Nasza Loteria SR - pasek na kartach artykułów

Motoryzacja w polskiej armii po odzyskaniu niepodległości. Trudne początki [ZDJĘCIA]

Marek Ponikowski
De Dion Bouton V8 30 CV, rocznik 1913-14, jeden z dwóch samochodów osobowych 3 Eskadry. Za kierownicą szer. Leonard Apolinary Szmyrgałło
De Dion Bouton V8 30 CV, rocznik 1913-14, jeden z dwóch samochodów osobowych 3 Eskadry. Za kierownicą szer. Leonard Apolinary Szmyrgałło zdjęcia Ze zbiorów Ryszarda Kołodziejskiego
Samoloty z demobilu, często w fatalnym stanie, ale też samochody "po przejściach" - fotografie stają się świadectwem, jak trudne były początki odrodzonego państwa i jego młodej armii.

Jedenastego listopada 1918 roku w wagonie kolejowym w Compiegne pod Paryżem podpisano zawieszenie broni, które kończyło wyniszczającą Europę, przeszło czteroletnią wojnę. Gdy umilkły działa, kontynent wyglądał zupełnie inaczej niż latem 1914 roku.
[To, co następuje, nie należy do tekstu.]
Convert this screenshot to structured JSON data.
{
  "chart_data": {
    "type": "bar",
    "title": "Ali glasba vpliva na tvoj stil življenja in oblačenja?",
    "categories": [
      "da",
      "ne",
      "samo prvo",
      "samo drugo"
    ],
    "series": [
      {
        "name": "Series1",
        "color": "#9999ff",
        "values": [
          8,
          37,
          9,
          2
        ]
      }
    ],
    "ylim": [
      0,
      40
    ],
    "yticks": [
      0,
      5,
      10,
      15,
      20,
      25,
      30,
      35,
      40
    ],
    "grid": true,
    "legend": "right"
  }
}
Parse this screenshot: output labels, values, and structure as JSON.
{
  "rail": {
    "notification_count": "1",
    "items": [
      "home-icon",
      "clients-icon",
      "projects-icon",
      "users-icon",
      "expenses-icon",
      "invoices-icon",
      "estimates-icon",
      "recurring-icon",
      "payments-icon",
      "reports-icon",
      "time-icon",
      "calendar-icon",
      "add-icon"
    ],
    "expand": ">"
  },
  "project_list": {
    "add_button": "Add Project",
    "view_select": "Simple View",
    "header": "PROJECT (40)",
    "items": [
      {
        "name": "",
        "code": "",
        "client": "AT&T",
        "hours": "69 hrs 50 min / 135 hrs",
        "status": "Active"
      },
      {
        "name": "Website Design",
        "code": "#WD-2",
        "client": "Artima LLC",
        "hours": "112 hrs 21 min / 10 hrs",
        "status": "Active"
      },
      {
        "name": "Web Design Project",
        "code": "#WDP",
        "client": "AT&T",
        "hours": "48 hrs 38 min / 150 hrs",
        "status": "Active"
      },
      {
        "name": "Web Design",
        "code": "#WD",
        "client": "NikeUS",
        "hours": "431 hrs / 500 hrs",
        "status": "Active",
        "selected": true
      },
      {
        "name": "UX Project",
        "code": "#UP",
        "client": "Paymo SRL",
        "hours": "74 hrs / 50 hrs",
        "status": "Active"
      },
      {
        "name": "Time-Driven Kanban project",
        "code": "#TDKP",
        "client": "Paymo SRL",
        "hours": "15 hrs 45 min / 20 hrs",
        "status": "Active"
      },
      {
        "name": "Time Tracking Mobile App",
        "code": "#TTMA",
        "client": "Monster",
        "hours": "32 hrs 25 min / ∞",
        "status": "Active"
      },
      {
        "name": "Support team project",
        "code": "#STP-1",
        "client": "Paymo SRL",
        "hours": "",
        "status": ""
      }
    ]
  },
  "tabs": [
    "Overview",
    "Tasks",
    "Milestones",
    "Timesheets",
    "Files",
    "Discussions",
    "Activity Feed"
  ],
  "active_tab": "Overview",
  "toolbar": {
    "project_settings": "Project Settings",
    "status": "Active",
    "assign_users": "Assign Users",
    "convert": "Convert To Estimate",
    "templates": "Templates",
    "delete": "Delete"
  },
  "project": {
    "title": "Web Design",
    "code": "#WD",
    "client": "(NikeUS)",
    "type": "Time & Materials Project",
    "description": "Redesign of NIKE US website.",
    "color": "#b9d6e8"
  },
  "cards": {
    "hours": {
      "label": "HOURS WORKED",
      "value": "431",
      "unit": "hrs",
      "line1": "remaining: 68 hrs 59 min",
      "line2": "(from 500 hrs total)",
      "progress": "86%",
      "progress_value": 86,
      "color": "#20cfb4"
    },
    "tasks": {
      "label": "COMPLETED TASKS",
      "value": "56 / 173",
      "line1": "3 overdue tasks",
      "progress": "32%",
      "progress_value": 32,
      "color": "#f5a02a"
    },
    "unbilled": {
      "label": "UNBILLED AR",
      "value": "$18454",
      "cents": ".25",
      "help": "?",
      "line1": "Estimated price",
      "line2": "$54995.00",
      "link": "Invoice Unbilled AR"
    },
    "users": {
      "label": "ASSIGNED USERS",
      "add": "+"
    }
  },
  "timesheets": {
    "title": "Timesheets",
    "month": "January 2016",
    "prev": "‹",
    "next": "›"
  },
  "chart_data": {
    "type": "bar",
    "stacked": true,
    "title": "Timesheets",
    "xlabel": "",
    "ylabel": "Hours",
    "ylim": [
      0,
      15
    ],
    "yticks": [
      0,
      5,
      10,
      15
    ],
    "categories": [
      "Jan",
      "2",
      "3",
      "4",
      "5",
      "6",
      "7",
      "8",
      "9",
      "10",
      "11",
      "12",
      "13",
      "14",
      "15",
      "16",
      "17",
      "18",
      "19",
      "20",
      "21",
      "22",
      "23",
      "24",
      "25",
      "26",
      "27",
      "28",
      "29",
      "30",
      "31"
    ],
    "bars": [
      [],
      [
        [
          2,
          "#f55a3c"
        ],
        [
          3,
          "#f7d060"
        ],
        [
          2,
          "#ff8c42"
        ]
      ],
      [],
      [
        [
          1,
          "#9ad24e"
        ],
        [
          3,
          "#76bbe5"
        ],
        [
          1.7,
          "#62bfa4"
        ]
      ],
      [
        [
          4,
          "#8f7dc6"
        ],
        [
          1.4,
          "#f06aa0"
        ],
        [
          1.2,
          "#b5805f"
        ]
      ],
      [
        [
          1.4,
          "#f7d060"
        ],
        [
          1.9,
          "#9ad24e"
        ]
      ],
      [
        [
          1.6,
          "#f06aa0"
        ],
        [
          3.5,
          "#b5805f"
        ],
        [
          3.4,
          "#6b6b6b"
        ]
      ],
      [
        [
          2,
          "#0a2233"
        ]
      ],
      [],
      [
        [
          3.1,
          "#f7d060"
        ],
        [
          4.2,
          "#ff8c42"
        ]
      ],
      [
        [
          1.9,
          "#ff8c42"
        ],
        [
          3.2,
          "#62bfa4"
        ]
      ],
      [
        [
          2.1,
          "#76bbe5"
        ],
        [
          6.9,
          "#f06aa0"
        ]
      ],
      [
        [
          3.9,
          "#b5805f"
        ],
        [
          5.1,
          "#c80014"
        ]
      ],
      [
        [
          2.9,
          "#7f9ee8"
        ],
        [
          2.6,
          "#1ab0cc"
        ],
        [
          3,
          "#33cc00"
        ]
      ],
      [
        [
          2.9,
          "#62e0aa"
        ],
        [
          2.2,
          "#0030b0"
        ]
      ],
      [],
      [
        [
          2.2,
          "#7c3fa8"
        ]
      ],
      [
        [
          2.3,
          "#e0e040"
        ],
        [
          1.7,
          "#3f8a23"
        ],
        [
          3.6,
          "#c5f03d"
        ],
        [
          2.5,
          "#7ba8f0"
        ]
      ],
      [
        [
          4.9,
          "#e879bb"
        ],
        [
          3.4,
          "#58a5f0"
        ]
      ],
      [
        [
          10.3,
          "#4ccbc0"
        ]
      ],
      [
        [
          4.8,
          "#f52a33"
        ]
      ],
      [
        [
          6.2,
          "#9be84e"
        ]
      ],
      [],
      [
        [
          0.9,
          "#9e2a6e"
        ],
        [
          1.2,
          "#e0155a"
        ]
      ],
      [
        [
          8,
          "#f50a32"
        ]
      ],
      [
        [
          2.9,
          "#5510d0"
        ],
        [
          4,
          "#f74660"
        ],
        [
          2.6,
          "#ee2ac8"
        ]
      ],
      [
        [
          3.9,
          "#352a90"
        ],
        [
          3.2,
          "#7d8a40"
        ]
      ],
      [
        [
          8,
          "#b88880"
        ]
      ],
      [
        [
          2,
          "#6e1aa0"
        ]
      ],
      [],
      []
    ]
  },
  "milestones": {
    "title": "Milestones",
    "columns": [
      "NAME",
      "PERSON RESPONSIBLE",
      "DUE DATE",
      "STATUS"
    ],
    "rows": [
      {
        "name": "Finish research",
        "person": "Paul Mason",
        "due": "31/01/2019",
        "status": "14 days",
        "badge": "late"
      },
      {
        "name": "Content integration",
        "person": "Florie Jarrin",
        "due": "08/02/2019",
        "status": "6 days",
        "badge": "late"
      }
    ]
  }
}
Rozpadło się imperium austrowęgierskie, rewolucje zmiotły monarchie w Rosji i Niemczech, Anglia i Francja, choć zwycięskie, wychodziły z wojny osłabione, zyskały za to na znaczeniu Stany Zjednoczone. Na wschodzie Europy powstawały państwa narodowe. - Skończyła się wojna olbrzymów, zaczynają się utarczki karłów - sarkastycznie skomentował nową sytuację Winston Churchill, wówczas brytyjski minister uzbrojenia. "Utarczki karłów" były nieuniknione, bo znikły dawne struktury państwowe i granice.

Czytaj także: I wojna światowa. Już wtedy motoryzacja odegrała ważną rolę [ZDJĘCIA]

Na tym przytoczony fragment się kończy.